The Oregon Department of Education has said the new law will allow the state develop more equitable graduation requirements. Officials have been told to compare diploma requirements in different states and find ways to reduce disparities and ensure that graduation requirements are fair.
“Senate Bill 744 does not remove Oregon’s graduation requirements, and it certainly does not remove any requirements that Oregon students learn essential skills,” department spokesman Marc Siegel told Portland TV station KATU.
Rashelle Chase, founder of Mxm Bloc, an advocacy group led by Black women and focused on education and other social justice issues, said certain children struggle with exams and had been hurt by the testing requirements.

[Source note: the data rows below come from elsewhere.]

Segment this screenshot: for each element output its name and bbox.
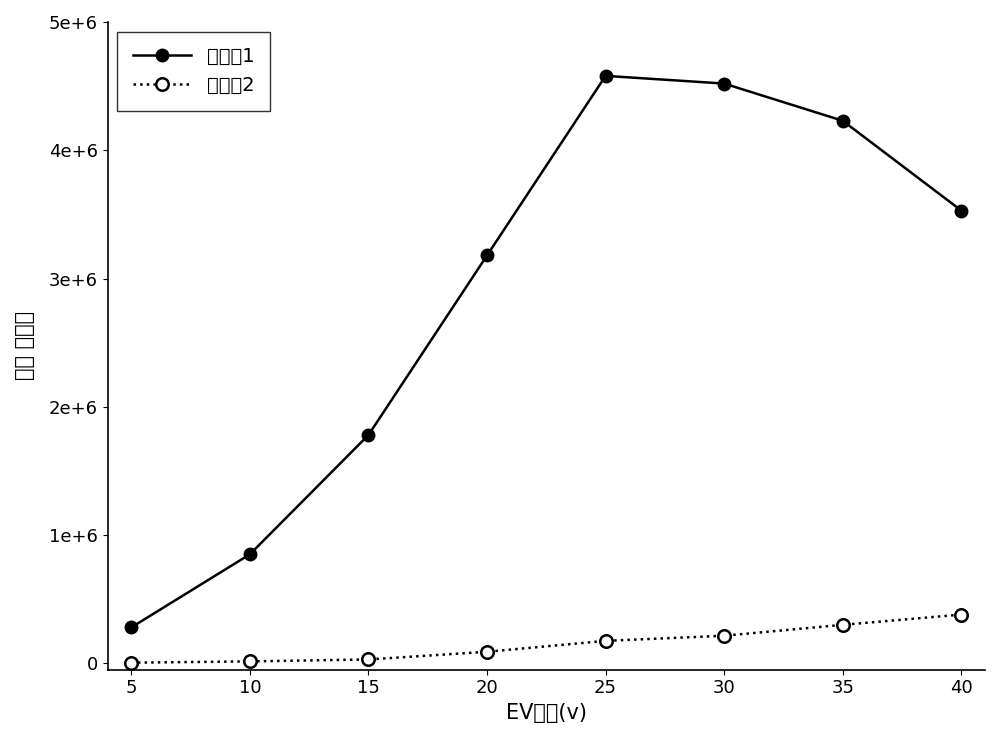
子离字1 bbox=[600, 72, 612, 80]
Y-axis label: 峰面 积响应: 峰面 积响应 bbox=[15, 311, 35, 380]
子离字2 bbox=[837, 621, 849, 630]
子离字2 bbox=[600, 636, 612, 645]
子离字1 bbox=[718, 79, 730, 88]
子离字1 bbox=[244, 550, 256, 559]
子离字1 bbox=[837, 117, 849, 125]
子离字2 bbox=[244, 657, 256, 666]
子离字2 bbox=[955, 610, 967, 619]
子离字2 bbox=[362, 655, 374, 664]
子离字1 bbox=[481, 251, 493, 260]
X-axis label: EV电压(v): EV电压(v) bbox=[506, 703, 587, 723]
Legend: 子离字1, 子离字2: 子离字1, 子离字2 bbox=[117, 32, 270, 111]
子离字2 bbox=[481, 647, 493, 656]
Line: 子离字1: 子离字1 bbox=[125, 69, 968, 634]
子离字1 bbox=[125, 623, 137, 632]
子离字2 bbox=[125, 658, 137, 667]
子离字1 bbox=[362, 430, 374, 439]
子离字1 bbox=[955, 206, 967, 215]
子离字2 bbox=[718, 631, 730, 640]
Line: 子离字2: 子离字2 bbox=[125, 608, 968, 669]
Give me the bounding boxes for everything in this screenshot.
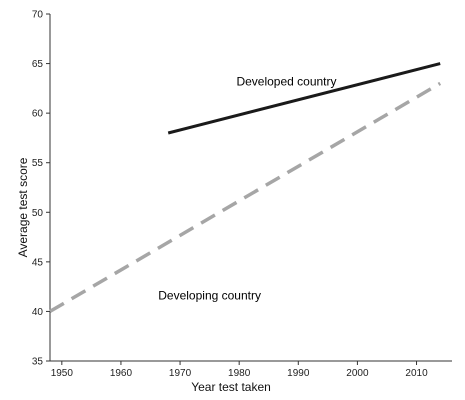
y-tick-label: 40 [32,307,44,318]
y-tick-label: 60 [32,109,44,120]
x-tick-label: 1970 [169,368,192,379]
y-tick-label: 50 [32,208,44,219]
y-tick-label: 55 [32,158,44,169]
axes [49,14,452,362]
x-tick-label: 1980 [228,368,251,379]
series-line-developing-country [49,81,442,313]
series-label-developed-country: Developed country [236,74,336,88]
x-axis-title: Year test taken [191,380,271,394]
x-tick-label: 1960 [110,368,133,379]
y-axis-title: Average test score [16,157,30,257]
x-tick-label: 1990 [287,368,310,379]
y-tick-label: 65 [32,59,44,70]
series-label-developing-country: Developing country [158,289,261,303]
x-tick-label: 2000 [346,368,369,379]
x-tick-label: 1950 [51,368,74,379]
y-tick-label: 70 [32,10,44,21]
series [49,62,442,313]
y-tick-label: 35 [32,357,44,368]
y-ticks: 35 40 45 50 55 60 65 70 [32,10,50,368]
x-tick-label: 2010 [405,368,428,379]
series-line-developed-country [167,62,441,135]
x-ticks: 1950 1960 1970 1980 1990 2000 2010 [51,361,428,379]
y-tick-label: 45 [32,257,44,268]
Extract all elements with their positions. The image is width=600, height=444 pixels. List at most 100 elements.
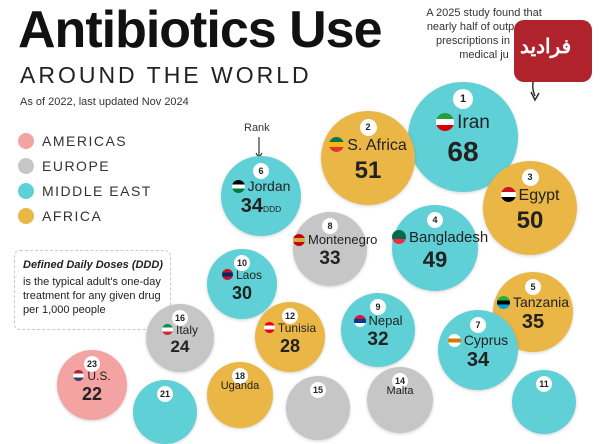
country-name: Iran	[457, 112, 490, 133]
flag-icon	[161, 324, 173, 336]
ddd-value-row: 22	[57, 384, 127, 405]
bubble-tunisia: 12 Tunisia 28	[255, 302, 325, 372]
legend-swatch	[18, 183, 34, 200]
bubble-nepal: 9 Nepal 32	[341, 293, 415, 367]
ddd-value: 50	[516, 207, 544, 234]
rank-badge: 11	[536, 376, 552, 392]
legend-swatch	[18, 133, 34, 150]
country-name: Cyprus	[463, 332, 509, 348]
legend-swatch	[18, 208, 34, 225]
rank-badge-row: 6	[221, 161, 301, 179]
ddd-value: 34	[466, 349, 490, 371]
ddd-value: 34	[240, 195, 264, 217]
rank-badge: 1	[453, 89, 473, 109]
ddd-value-row: 35	[493, 311, 573, 334]
country-name: Montenegro	[308, 232, 378, 247]
bubble-egypt: 3 Egypt 50	[483, 161, 577, 255]
rank-badge: 10	[234, 255, 250, 271]
country-name: S. Africa	[347, 137, 407, 154]
country-name: Bangladesh	[409, 229, 489, 246]
flag-icon	[392, 230, 406, 245]
bubble-u-s: 23 U.S. 22	[57, 350, 127, 420]
ddd-unit: DDD	[263, 204, 282, 214]
country-name: Jordan	[247, 178, 291, 194]
bubble-montenegro: 8 Montenegro 33	[293, 212, 377, 286]
ddd-definition-title: Defined Daily Doses (DDD)	[23, 259, 163, 271]
bubble-italy: 16 Italy 24	[146, 304, 214, 372]
rank-badge-row: 16	[146, 308, 214, 326]
rank-badge: 3	[521, 169, 539, 186]
country-name: Tunisia	[277, 321, 317, 335]
chart-subtitle: AROUND THE WORLD	[20, 62, 312, 88]
rank-badge: 16	[172, 310, 188, 326]
flag-icon	[221, 269, 233, 281]
legend-label: MIDDLE EAST	[42, 183, 152, 199]
flag-icon	[73, 370, 85, 382]
rank-badge: 18	[232, 368, 248, 384]
ddd-value-row: 50	[483, 207, 577, 235]
country-name: Nepal	[368, 313, 403, 328]
ddd-value: 30	[231, 283, 253, 303]
ddd-value-row: 30	[207, 283, 277, 304]
ddd-value-row: 28	[255, 336, 325, 357]
ddd-value: 49	[422, 247, 448, 272]
ddd-value: 32	[367, 329, 389, 350]
rank-badge: 8	[322, 218, 338, 234]
bubble-cyprus: 7 Cyprus 34	[438, 310, 518, 390]
flag-icon	[263, 322, 275, 334]
watermark-logo: فرادید	[514, 20, 592, 82]
flag-icon	[496, 295, 510, 309]
flag-icon	[447, 333, 461, 347]
country-name-row: Italy	[146, 323, 214, 337]
bubble-rank-11: 11	[512, 370, 576, 434]
rank-badge-row: 11	[512, 374, 576, 392]
legend-item-americas: AMERICAS	[18, 132, 127, 150]
rank-badge-row: 2	[321, 117, 415, 136]
country-name-row: Jordan	[221, 178, 301, 194]
ddd-value: 22	[81, 384, 103, 404]
rank-badge-row: 3	[483, 167, 577, 186]
rank-badge-row: 5	[493, 277, 573, 295]
country-name-row: Egypt	[483, 187, 577, 205]
rank-badge-row: 12	[255, 306, 325, 324]
bubble-s-africa: 2 S. Africa 51	[321, 111, 415, 205]
ddd-definition-box: Defined Daily Doses (DDD) is the typical…	[14, 250, 171, 330]
country-name-row: S. Africa	[321, 137, 415, 155]
rank-badge: 5	[525, 279, 541, 295]
country-name: Laos	[235, 268, 263, 282]
bubble-uganda: 18 Uganda	[207, 362, 273, 428]
ddd-value-row: 33	[293, 248, 367, 270]
country-name-row: Montenegro	[293, 232, 377, 247]
chart-title: Antibiotics Use	[18, 1, 382, 59]
country-name: Italy	[175, 323, 198, 337]
bubble-laos: 10 Laos 30	[207, 249, 277, 319]
country-name: Tanzania	[512, 294, 570, 310]
rank-badge: 14	[392, 373, 408, 389]
as-of-date: As of 2022, last updated Nov 2024	[20, 96, 189, 108]
rank-badge: 6	[253, 163, 269, 179]
country-name-row: Bangladesh	[392, 229, 488, 246]
legend-label: AMERICAS	[42, 133, 128, 149]
ddd-value-row: 51	[321, 157, 415, 185]
rank-badge: 4	[427, 212, 443, 228]
ddd-value: 51	[354, 157, 382, 184]
bubble-bangladesh: 4 Bangladesh 49	[392, 205, 488, 291]
rank-badge-row: 8	[293, 216, 367, 234]
rank-badge-row: 23	[57, 354, 127, 372]
ddd-value-row: 49	[392, 247, 478, 273]
rank-badge-row: 9	[341, 297, 415, 315]
bubble-malta: 14 Malta	[367, 367, 433, 433]
legend-label: AFRICA	[42, 208, 103, 224]
country-name: U.S.	[87, 369, 111, 383]
rank-badge-row: 7	[438, 315, 518, 333]
legend-swatch	[18, 158, 34, 175]
flag-icon	[231, 179, 245, 193]
rank-badge: 2	[359, 119, 377, 136]
bubble-rank-21: 21	[133, 380, 197, 444]
country-name: Uganda	[220, 380, 260, 392]
ddd-value-row: 24	[146, 337, 214, 357]
ddd-value: 24	[170, 337, 190, 356]
legend-item-europe: EUROPE	[18, 157, 110, 175]
ddd-value: 35	[521, 311, 545, 333]
country-name-row: Nepal	[341, 313, 415, 328]
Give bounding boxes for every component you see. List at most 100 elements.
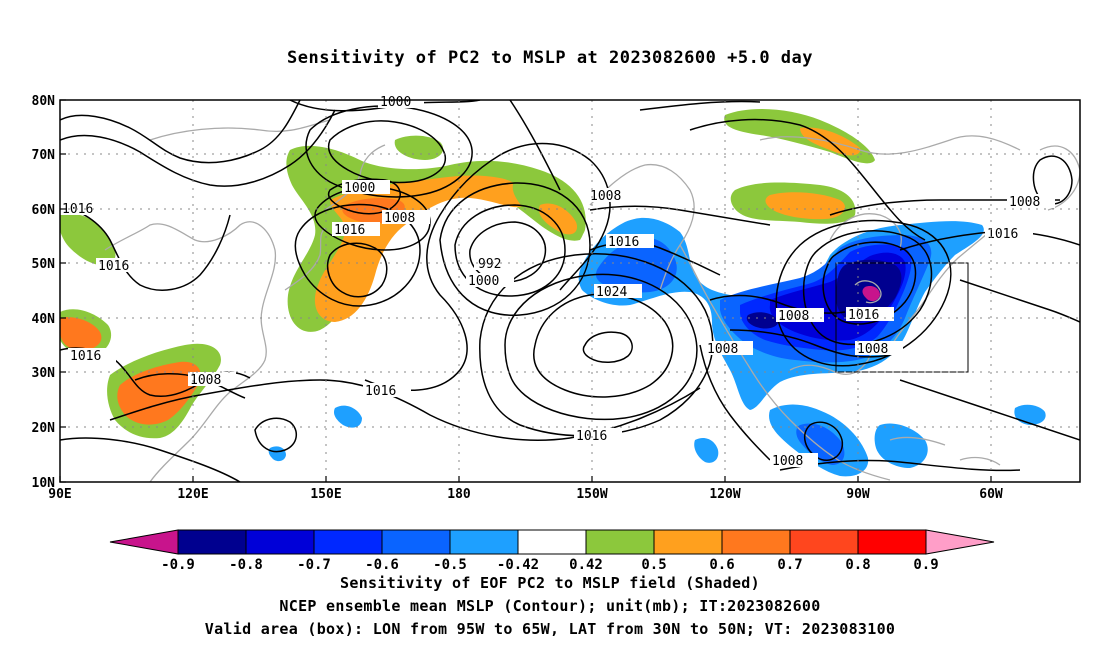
lon-label: 120E [177,487,208,502]
contour-label-1008-d: 1008 [707,342,738,357]
colorbar-swatch [585,529,655,555]
contour-1024-high [533,293,674,398]
coastline-great-lakes [854,280,882,304]
coastline-north-america-west [679,244,891,481]
lon-label: 120W [709,487,740,502]
contour-label-1008-h: 1008 [1009,195,1040,210]
contour-label-1008-c: 1008 [190,373,221,388]
axis-ticks [59,99,992,483]
contour-arctic-lower [639,100,761,111]
colorbar-low-extension [109,529,179,555]
lat-label: 80N [32,94,56,109]
colorbar-tick-label: 0.5 [641,557,666,573]
negative-area-mexico [694,438,719,463]
contour-arctic-canada [689,118,926,241]
positive-core-south-china [117,361,201,425]
negative-area-philippine [333,405,362,428]
contour-label-1008-f: 1008 [857,342,888,357]
colorbar-swatch [381,529,451,555]
contour-us-low-2 [802,230,933,346]
positive-spot-great-lakes [862,285,880,302]
lat-label: 10N [32,476,56,491]
contour-label-1008-a: 1008 [384,211,415,226]
contour-typhoon [254,417,297,453]
contour-1016-a [294,203,421,307]
contour-label-1016-sw: 1016 [70,349,101,364]
caption-line-3: Valid area (box): LON from 95W to 65W, L… [204,620,896,638]
contour-1000-b [454,204,566,297]
contour-north-arc [509,100,561,191]
positive-area-kamchatka [394,135,444,160]
colorbar-labels: -0.9 -0.8 -0.7 -0.6 -0.5 -0.42 0.42 0.5 0.6 0.7 0.… [161,557,939,573]
colorbar-tick-label: -0.5 [433,557,467,573]
contour-atlantic-2 [899,379,1080,441]
colorbar-tick-label: 0.7 [777,557,802,573]
positive-core-china [60,317,102,350]
contour-1008-north-pac [589,205,771,226]
contour-label-1008-g: 1008 [772,454,803,469]
colorbar-tick-label: -0.42 [497,557,539,573]
contour-1008-d [709,294,846,314]
map-frame [59,99,1081,483]
caption-line-2: NCEP ensemble mean MSLP (Contour); unit(… [279,597,821,615]
contour-label-1024: 1024 [596,285,627,300]
positive-core-aleutians [538,203,578,235]
colorbar-swatch [313,529,383,555]
contour-label-1008-e: 1008 [778,309,809,324]
colorbar-high-extension [925,529,995,555]
colorbar-tick-label: -0.6 [365,557,399,573]
lon-label: 60W [979,487,1003,502]
contour-high-ring [504,273,698,421]
colorbar-swatch [789,529,859,555]
lat-label: 20N [32,421,56,436]
colorbar-swatch [517,529,587,555]
colorbar-tick-label: 0.42 [569,557,603,573]
colorbar [109,529,995,555]
colorbar-tick-label: 0.6 [709,557,734,573]
lon-label: 90W [846,487,870,502]
negative-core-gulf-alaska [595,237,677,293]
contour-label-1016-c: 1016 [365,384,396,399]
grid-lines [60,100,1080,482]
contour-low-ne-asia-1 [60,100,301,164]
contour-label-1000-a: 1000 [344,181,375,196]
colorbar-tick-label: 0.8 [845,557,870,573]
contour-label-1000-top: 1000 [380,95,411,110]
contour-1008-e [729,329,891,358]
negative-core-central-america [796,423,845,465]
coastline-japan [284,227,326,291]
colorbar-swatch [653,529,723,555]
mslp-contours [60,100,1080,482]
coastline-arctic-canada [759,135,1021,155]
contour-1016-w [60,204,231,291]
contour-central-america [803,421,844,461]
contour-label-1016-f: 1016 [987,227,1018,242]
negative-area-caribbean [874,423,928,468]
negative-gom-center [746,312,779,329]
contour-label-1000-b: 1000 [468,274,499,289]
contour-label-992: 992 [478,257,501,272]
colorbar-swatch [177,529,247,555]
positive-core-hudson [765,192,845,220]
lat-label: 40N [32,312,56,327]
colorbar-swatch [721,529,791,555]
colorbar-tick-label: -0.7 [297,557,331,573]
colorbar-swatch [857,529,927,555]
positive-area-west-east-asia [60,213,116,266]
contour-greenland [1032,155,1073,205]
contour-atlantic-1 [959,279,1080,323]
coastline-caribbean [889,436,1001,466]
contour-high-inner [582,331,633,363]
lat-label: 30N [32,366,56,381]
contour-1008-b [439,182,591,316]
coastline-alaska [589,163,695,291]
contour-1000-a [327,178,401,215]
contour-label-1016-a: 1016 [334,223,365,238]
lat-label: 70N [32,148,56,163]
coastline-east-asia [104,221,277,482]
contour-label-1016-e: 1016 [848,308,879,323]
colorbar-tick-label: -0.8 [229,557,263,573]
contour-1016-big [364,142,611,391]
lon-label: 150E [310,487,341,502]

“Under the best of circumstances, in totally normal times with no pandemic, there are a number of children who don’t test well," Chase said, including children of color, those in need of special education, low-income students and early language learners. She added that it's “not a deficit on the part of those children.”
But others say testing is an important tool to assess students’ learning and that eliminating the requirement could be hurtful.
“They serve as checkpoints so that any kids who need extra help in getting those extra requirements, we can get them extra help to make sure they can graduate with the same proficiency as their peers,” said MacKensey Pulliam, founder of the Oregon Moms Union.